Thanks for your answer and for your time and efforts in investigating other paths.
And thanks to all developers of DT. Sometimes when you point some flaw or problem you have it may sound like a negative feedback or seem ungrateful.
But it is not, I have an idea of the time and effort it takes and I am grateful for it. DT is great in so many aspects …
Jakob, I am on windows, I can do tests on it.
But compiling DT in windows is not easy, it has many linux dependencies.
Is there a windows executable, somebody that does the compiling of your sources?
I remember I installed it from an executable, but now I cannot find it in your github place or anywhere.
If there is no option to download an executable, I will see if I can compile it for windows.
Then I will make some test with photos I don’t have good results in filmic and try with both.
@jandren should I put them here or better in a separate thread in the play raw space?
I think it may be better in play raw and here just a link to it, so others can contribute there.
As you say, it is obvious that the information in the photo has to be compressed to fit the output device (screen, file or print) as almost alwasy it has less DR.
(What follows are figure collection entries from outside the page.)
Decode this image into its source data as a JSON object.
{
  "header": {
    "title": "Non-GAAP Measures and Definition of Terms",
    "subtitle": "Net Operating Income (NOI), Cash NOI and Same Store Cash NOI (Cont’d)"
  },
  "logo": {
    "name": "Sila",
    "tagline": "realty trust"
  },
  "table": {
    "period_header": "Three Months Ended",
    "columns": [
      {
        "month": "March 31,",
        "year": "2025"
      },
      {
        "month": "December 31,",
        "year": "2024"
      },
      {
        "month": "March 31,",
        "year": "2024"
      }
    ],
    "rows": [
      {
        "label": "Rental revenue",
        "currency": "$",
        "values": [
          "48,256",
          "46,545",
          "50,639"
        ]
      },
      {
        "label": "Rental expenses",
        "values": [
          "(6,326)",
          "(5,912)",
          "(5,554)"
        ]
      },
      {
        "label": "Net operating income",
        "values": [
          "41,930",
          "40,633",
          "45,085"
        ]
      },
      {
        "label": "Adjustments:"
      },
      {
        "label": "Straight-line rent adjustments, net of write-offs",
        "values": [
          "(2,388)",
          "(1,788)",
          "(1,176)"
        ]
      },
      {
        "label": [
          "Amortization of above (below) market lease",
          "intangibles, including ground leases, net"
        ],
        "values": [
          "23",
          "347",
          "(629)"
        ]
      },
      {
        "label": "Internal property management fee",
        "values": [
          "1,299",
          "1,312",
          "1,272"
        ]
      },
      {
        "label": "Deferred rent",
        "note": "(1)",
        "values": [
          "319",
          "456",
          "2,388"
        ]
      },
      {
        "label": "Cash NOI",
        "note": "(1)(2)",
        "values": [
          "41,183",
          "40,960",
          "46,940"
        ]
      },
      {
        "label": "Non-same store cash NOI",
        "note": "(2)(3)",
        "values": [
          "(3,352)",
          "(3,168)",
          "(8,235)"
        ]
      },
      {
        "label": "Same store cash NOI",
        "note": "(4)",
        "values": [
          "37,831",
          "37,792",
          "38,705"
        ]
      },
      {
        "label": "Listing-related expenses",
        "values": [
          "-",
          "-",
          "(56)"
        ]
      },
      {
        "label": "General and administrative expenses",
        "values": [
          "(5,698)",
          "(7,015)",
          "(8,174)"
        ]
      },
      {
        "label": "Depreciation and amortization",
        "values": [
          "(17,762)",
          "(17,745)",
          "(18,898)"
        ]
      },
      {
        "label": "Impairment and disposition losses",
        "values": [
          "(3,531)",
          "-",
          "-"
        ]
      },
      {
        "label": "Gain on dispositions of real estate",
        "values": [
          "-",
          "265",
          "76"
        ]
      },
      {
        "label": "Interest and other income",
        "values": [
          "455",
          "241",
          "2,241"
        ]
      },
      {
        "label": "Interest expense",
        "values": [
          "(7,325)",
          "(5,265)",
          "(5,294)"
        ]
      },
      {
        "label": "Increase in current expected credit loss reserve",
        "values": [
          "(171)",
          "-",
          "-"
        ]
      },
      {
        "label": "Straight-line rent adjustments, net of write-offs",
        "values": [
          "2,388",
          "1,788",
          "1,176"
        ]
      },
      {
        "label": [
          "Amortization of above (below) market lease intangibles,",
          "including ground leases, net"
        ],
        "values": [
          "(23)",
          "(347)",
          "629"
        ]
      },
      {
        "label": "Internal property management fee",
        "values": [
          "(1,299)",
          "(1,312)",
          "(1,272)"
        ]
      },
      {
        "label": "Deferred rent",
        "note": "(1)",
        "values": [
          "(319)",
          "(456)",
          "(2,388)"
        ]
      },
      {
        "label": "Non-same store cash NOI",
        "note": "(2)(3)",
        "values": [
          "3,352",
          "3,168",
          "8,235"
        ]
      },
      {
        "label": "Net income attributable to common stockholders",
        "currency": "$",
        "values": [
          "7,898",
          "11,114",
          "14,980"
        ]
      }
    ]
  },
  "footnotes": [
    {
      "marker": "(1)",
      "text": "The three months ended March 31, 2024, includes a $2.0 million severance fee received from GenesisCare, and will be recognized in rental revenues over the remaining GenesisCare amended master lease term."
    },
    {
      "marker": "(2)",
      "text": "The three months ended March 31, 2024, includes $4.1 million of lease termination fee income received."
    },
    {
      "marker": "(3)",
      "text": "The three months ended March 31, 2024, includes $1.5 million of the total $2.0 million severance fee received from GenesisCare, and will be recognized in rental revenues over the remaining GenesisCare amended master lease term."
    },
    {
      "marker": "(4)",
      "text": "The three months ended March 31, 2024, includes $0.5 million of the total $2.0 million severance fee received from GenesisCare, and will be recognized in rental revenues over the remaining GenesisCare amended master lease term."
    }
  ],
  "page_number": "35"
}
So you have to loose details.
In the case of DT and the nonbounded space that compression may be more important.
Filmic opts for giving the most importance to the midtones and compresses highlights with the curve in a way that in some photos makes you have no details in sky with clouds, for example, when you are back iluminated scene.
That is why having other ways of doing scene to screen conversion would be helpful.
Even if there is a way to get it in filmic it is not an easy way and has too many sliders to be able to configure it properly.
Mapping [0-inf] to [0-255] is a bit like projecting the sphere over a plane: there is no perfect way of doing it and each way is suitable for a need.
Cilindircal projections are great for latitudes near ecuator, but of no use if you are organizing a polar expedition.
From a user stand point of view (I don’t know the technical details that seem to make your module somehow not compatible with the new modules) it seems not all that difficult.
This modules is in the final steps, so you just select it and deactivate filmic.
If you like it more, you use that module, and if it creates some eflaws like changing color a bit, you try to counteract it using other tools below it (or above it).
If it gets a better result (to the user taste) with less effort in that photo, you use it.
The tests I did let me think sigmoid was promising being it easier to get better results in skies.
Having to use two installations of DT with two databases renders sigmoid to be used just for testing or very specific use in the most problematic photos, as you can’t be back and forth between both.
If you can select among sigmoid and filmic, and you are providing upgrades, I think a solution would be to use your distributions and have both worlds.